The distribution of wrinkles and their effects on the oxidation resistance of chemical vapor deposition graphene

• Published in: Carbon (New York) Vol. 70; pp. 81 - 86
• Main Authors: Zhang, Y.H., Wang, B., Zhang, H.R., Chen, Z.Y., Zhang, Y.Q., Sui, Y.P., Li, X.L., Xie, X.M., Yu, G.H., Jin, Z., Liu, X.Y.
• Format: Journal Article
• Language: English
• Published: Kidlington Elsevier Ltd 01.04.2014; Elsevier
• Subjects: Boundaries; Carbon; Chemical vapor deposition; Chemical vapor deposition (including plasma-enhanced cvd, mocvd, etc.); Copper; Cross-disciplinary physics: materials science; rheology; Diffraction; Exact sciences and technology; Fullerenes and related materials; diamonds, graphite; Grain boundaries; Graphene; Materials science; Methods of deposition of films and coatings; film growth and epitaxy; Oxidation resistance; Physics; Specific materials; CVD; Oxidation resistance; Oxidation; Graphene
• ISSN: 0008-6223; 1873-3891
• DOI: 10.1016/j.carbon.2013.12.075

We present here a detailed study of the oxidation resistance of chemical vapor deposition (CVD) graphene.
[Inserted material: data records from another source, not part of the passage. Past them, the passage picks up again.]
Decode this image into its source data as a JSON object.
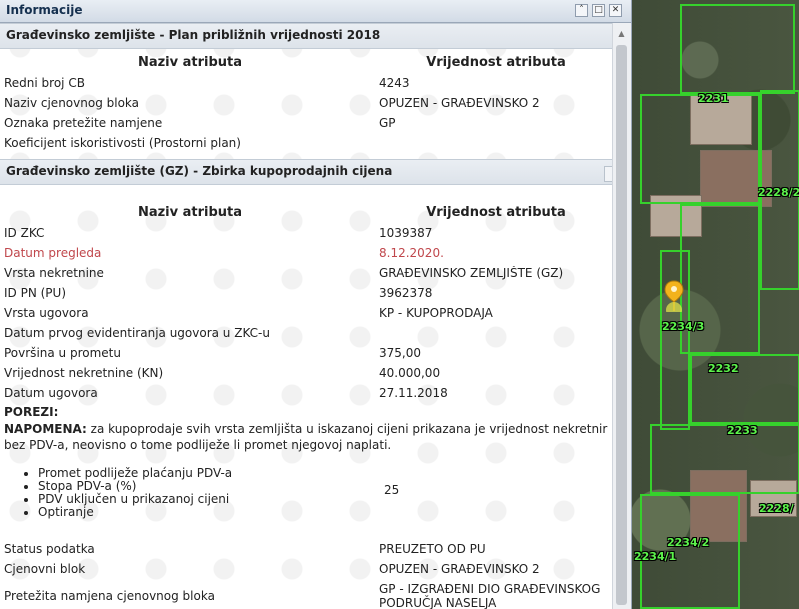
{
  "panel": {
    "title": "Informacije"
  },
  "section1": {
    "title": "Građevinsko zemljište - Plan približnih vrijednosti 2018",
    "header_name": "Naziv atributa",
    "header_value": "Vrijednost atributa",
    "rows": [
      {
        "name": "Redni broj CB",
        "value": "4243"
      },
      {
        "name": "Naziv cjenovnog bloka",
        "value": "OPUZEN - GRAĐEVINSKO 2"
      },
      {
        "name": "Oznaka pretežite namjene",
        "value": "GP"
      },
      {
        "name": "Koeficijent iskoristivosti (Prostorni plan)",
        "value": ""
      }
    ]
  },
  "section2": {
    "title": "Građevinsko zemljište (GZ) - Zbirka kupoprodajnih cijena",
    "header_name": "Naziv atributa",
    "header_value": "Vrijednost atributa",
    "rows": [
      {
        "name": "ID ZKC",
        "value": "1039387"
      },
      {
        "name": "Datum pregleda",
        "value": "8.12.2020."
      },
      {
        "name": "Vrsta nekretnine",
        "value": "GRAĐEVINSKO ZEMLJIŠTE (GZ)"
      },
      {
        "name": "ID PN (PU)",
        "value": "3962378"
      },
      {
        "name": "Vrsta ugovora",
        "value": "KP - KUPOPRODAJA"
      },
      {
        "name": "Datum prvog evidentiranja ugovora u ZKC-u",
        "value": ""
      },
      {
        "name": "Površina u prometu",
        "value": "375,00"
      },
      {
        "name": "Vrijednost nekretnine (KN)",
        "value": "40.000,00"
      },
      {
        "name": "Datum ugovora",
        "value": "27.11.2018"
      }
    ],
    "porezi_label": "POREZI:",
    "napomena_label": "NAPOMENA:",
    "napomena_line1": " za kupoprodaje svih vrsta zemljišta u iskazanoj cijeni prikazana je vrijednost nekretnir",
    "napomena_line2": "bez PDV-a, neovisno o tome podliježe li promet njegovoj naplati.",
    "bullets": [
      "Promet podliježe plaćanju PDV-a",
      "Stopa PDV-a (%)",
      "PDV uključen u prikazanoj cijeni",
      "Optiranje"
    ],
    "stopa_value": "25",
    "rows_after": [
      {
        "name": "Status podatka",
        "value": "PREUZETO OD PU"
      },
      {
        "name": "Cjenovni blok",
        "value": "OPUZEN - GRAĐEVINSKO 2"
      },
      {
        "name": "Pretežita namjena cjenovnog bloka",
        "value": "GP - IZGRAĐENI DIO GRAĐEVINSKOG PODRUČJA NASELJA"
      }
    ]
  },
  "map": {
    "parcel_labels": [
      "2231",
      "2228/2",
      "2234/3",
      "2232",
      "2233",
      "2228/",
      "2234/2",
      "2234/1"
    ],
    "parcel_color": "#36d12c",
    "marker_color": "#f2b21c"
  }
}
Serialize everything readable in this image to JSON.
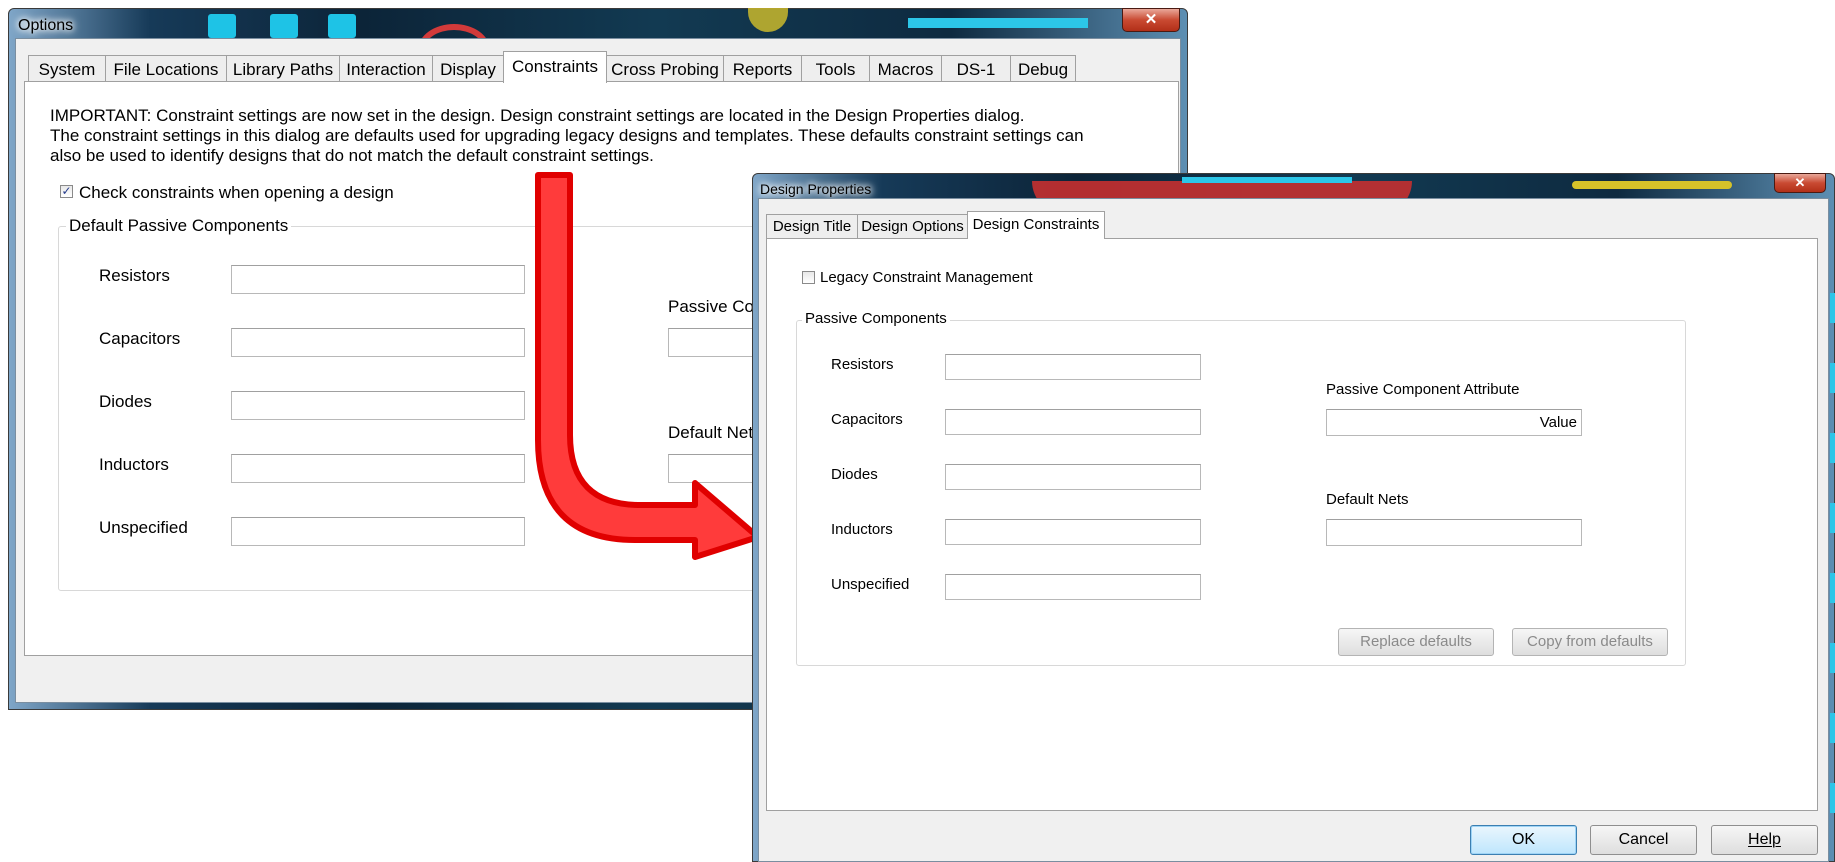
{
  "options_window": {
    "title": "Options",
    "tabs": [
      "System",
      "File Locations",
      "Library Paths",
      "Interaction",
      "Display",
      "Constraints",
      "Cross Probing",
      "Reports",
      "Tools",
      "Macros",
      "DS-1",
      "Debug"
    ],
    "active_tab": "Constraints",
    "important_text": "IMPORTANT: Constraint settings are now set in the design. Design constraint settings are located in the Design Properties dialog.",
    "info_line2": "The constraint settings in this dialog are defaults used for upgrading legacy designs and templates. These defaults constraint settings can",
    "info_line3": "also be used to identify designs that do not match the default constraint settings.",
    "check_constraints_label": "Check constraints when opening a design",
    "check_constraints_checked": true,
    "group_label": "Default Passive Components",
    "fields": [
      "Resistors",
      "Capacitors",
      "Diodes",
      "Inductors",
      "Unspecified"
    ],
    "passive_attr_label_partial": "Passive Co",
    "default_nets_label_partial": "Default Net",
    "close_glyph": "✕"
  },
  "design_properties_window": {
    "title": "Design Properties",
    "tabs": [
      "Design Title",
      "Design Options",
      "Design Constraints"
    ],
    "active_tab": "Design Constraints",
    "legacy_label": "Legacy Constraint Management",
    "legacy_checked": false,
    "group_label": "Passive Components",
    "fields": [
      "Resistors",
      "Capacitors",
      "Diodes",
      "Inductors",
      "Unspecified"
    ],
    "passive_attr_label": "Passive Component Attribute",
    "passive_attr_value": "Value",
    "default_nets_label": "Default Nets",
    "replace_defaults": "Replace defaults",
    "copy_from_defaults": "Copy from defaults",
    "ok": "OK",
    "cancel": "Cancel",
    "help": "Help",
    "close_glyph": "✕"
  },
  "colors": {
    "arrow_fill": "#ff3b3b",
    "arrow_stroke": "#e00000"
  }
}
The results reveal that CVD graphene shows an excellent performance as a passivation layer below 200°C, but the protection ability degenerates rapidly with increasing the air temperature. Our work demonstrates for the first time that the most adverse effect on the degeneration of oxidation resistance in high temperature air comes from wrinkles but not others, such as Cu grain boundaries, periodic surface depressions due to Cu surface reconstruction induced by the graphene overlay, graphene domain boundaries, which are always believed the primary factor for inferior quality of the CVD graphene at present. In addition, we found that the distribution of the wrinkles in CVD graphene depended on the Cu crystal structure, and the results of the Electron-backscatter diffraction indicate that the folded wrinkles always appear on Cu (001) facets, while the standing collapsed wrinkles appear more easily on the Cu (111) facets.